Ein Porträt-Foto von Anna Jasmina Aouam

Anna Jasmina Aouam

Foto: Privat

Anna Jasmina Aouam gefällt auch der theoretische Teil ihrer Ausbildung. Am Asklepios Bildungszentrum erhält sie blockweise jeweils etwa zwei bis drei Wochen lang Unterricht. Nur am Anfang und noch einmal am Ende der Ausbildung findet die Berufsschule sechs Wochen am Stück statt. Auf dem Stundenplan stehen Biologie und Chemie, außerdem lernt sie viel über Anästhesie und Krankenpflege. Hilfreich findet sie auch den Austausch mit den anderen Auszubildenden aus umliegenden Kliniken.
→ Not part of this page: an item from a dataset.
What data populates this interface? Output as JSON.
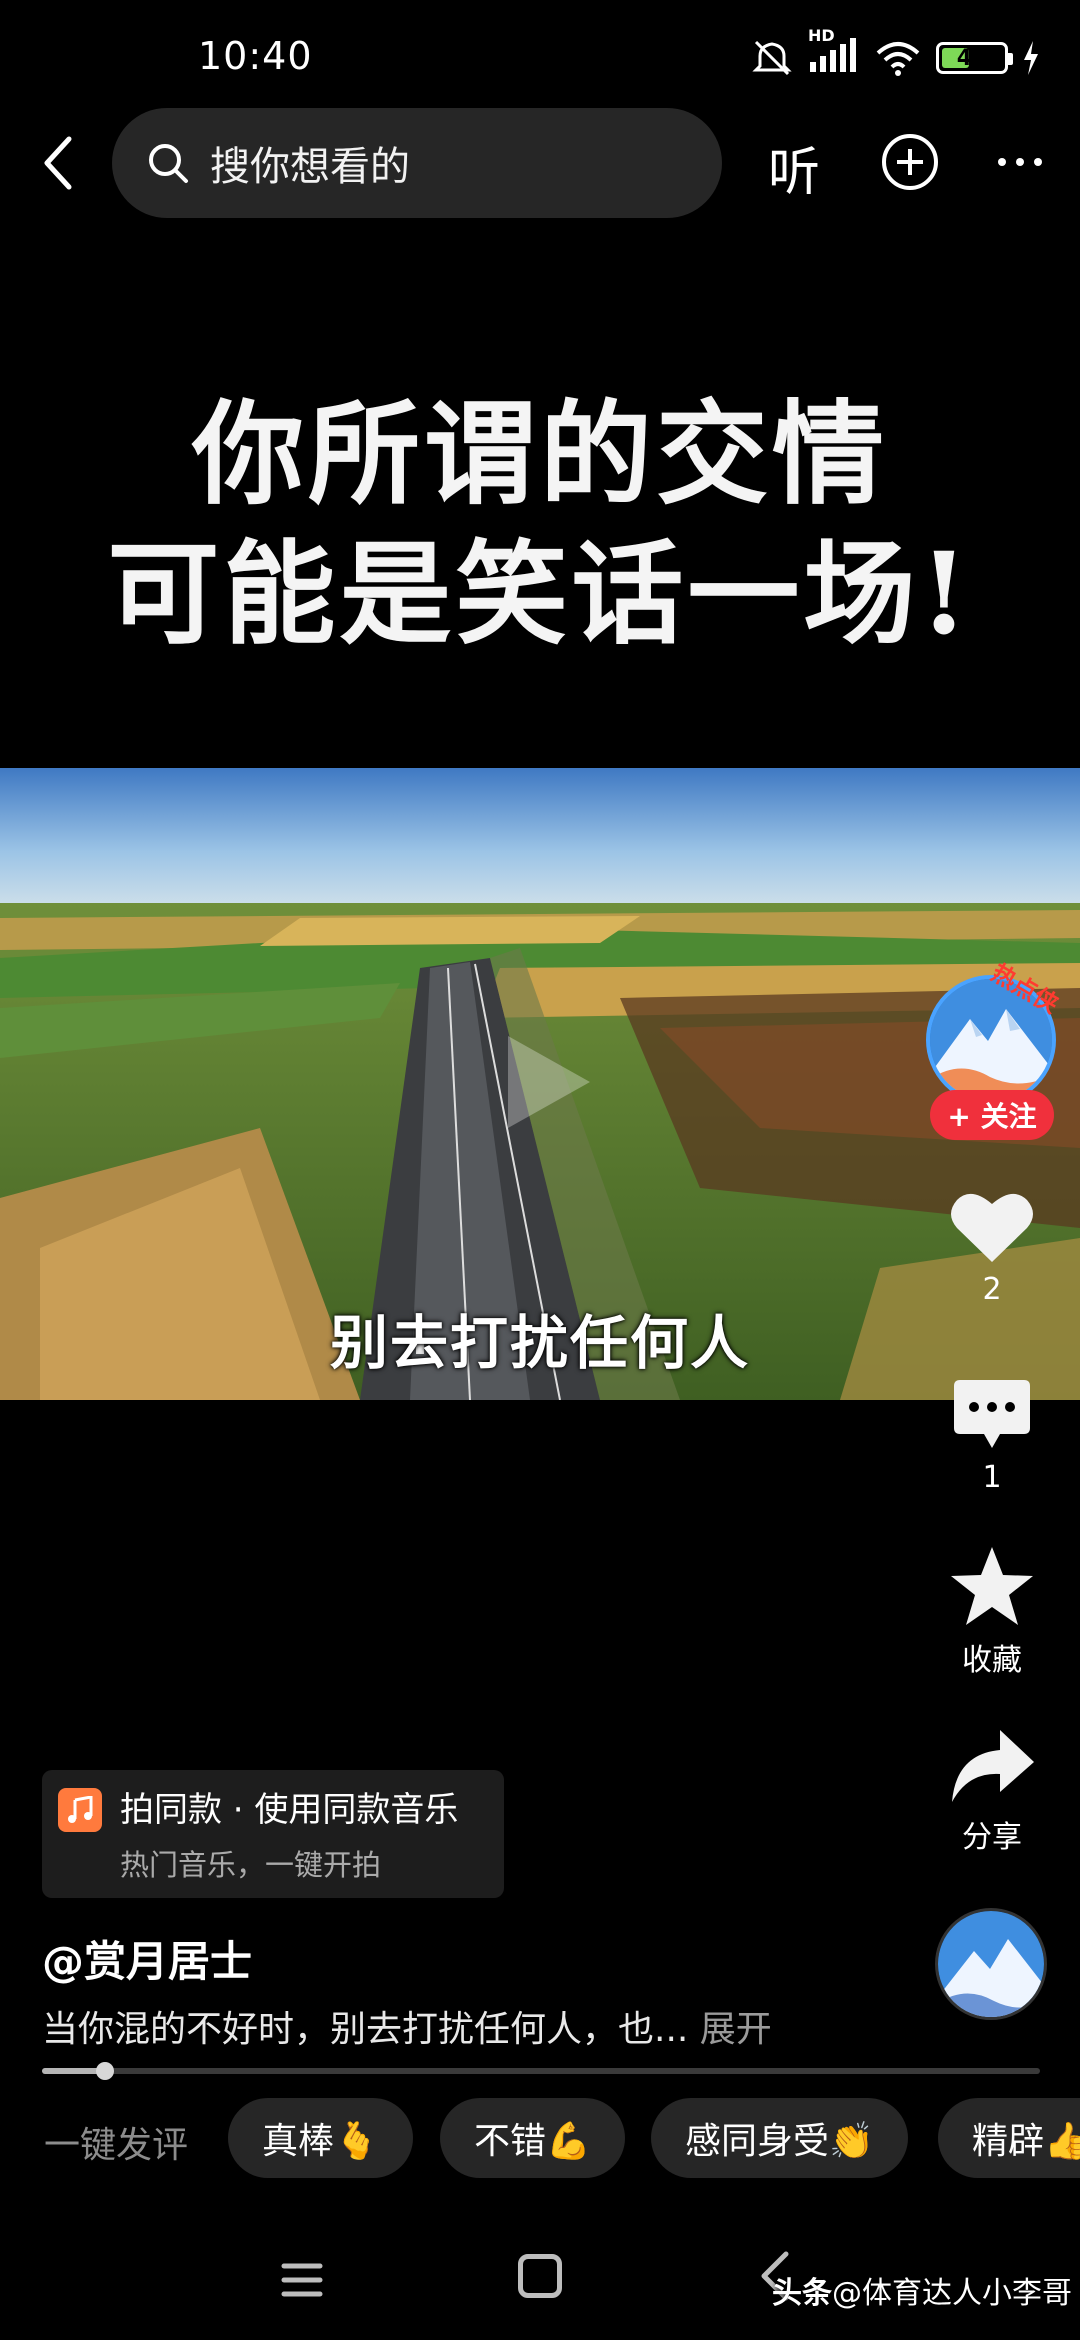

Damit eine Operation reibungslos verläuft, muss sich das Team, das in der Regel aus Chirurgen, Operationstechnischen Assistenten, Fachkrankenschwestern- und pflegern besteht, einig sein und den Anweisungen des verantwortlichen Arztes strikt folgen. Kommunikationsfähigkeit spielt daher eine entscheidende Rolle – ebenso wie Einfühlungsvermögen: „Auf den Patienten vor der OP einzugehen ist deshalb so wichtig, weil Studien beweisen, dass eine OP bei einem beruhigten Patienten besser verläuft und er somit weniger Medikamente benötigt“, erklärt Anna Jasmina Aouam. Während ihrer Ausbildung musste die junge Frau auch schon mit schwierigen Situationen zurechtkommen. Ihre Praxisanleiterin hat ihr dabei geholfen, den ersten Sterbefall zu verarbeiten. Sie begleitet die 22-Jährige durch die dreijährige Ausbildung am Krankenhaus.

Kaiserschnittgeburten miterleben

„Total schön“ findet Anna Jasmina Aouam es, wenn sie bei Kaiserschnitten Geburten miterleben darf. In der Gynäkologie hat es ihr daher besonders gut gefallen. Schon zu Beginn der Ausbildung hat sie einen festen Plan mit ihren Stationen und den jeweiligen Stundenzahlen bekommen. Unter anderem wird sie noch in Gefäßchirurgie und in der Traumatologie Erfahrungen sammeln.

Anna Jasmina Aouam findet ihre Ausbildung durchaus anspruchsvoll, deshalb möchte sie diese erst einmal gut abschließen. Am Ende ihrer Ausbildung wird sie nach den Richtlinien der deutschen Krankenhausgesellschaft eine Prüfung ablegen, die aus einem schriftlichen, einem mündlichen und einem praktischen Teil besteht. Ob sie sich danach in Richtung Medizin oder lieber Medizinpädagogik fortbilden wird, weiß sie noch nicht genau. Aber dass sie sich weiterbilden möchte, steht für sie fest. Denn für sie gibt es nichts Schöneres, als Menschen helfen zu können.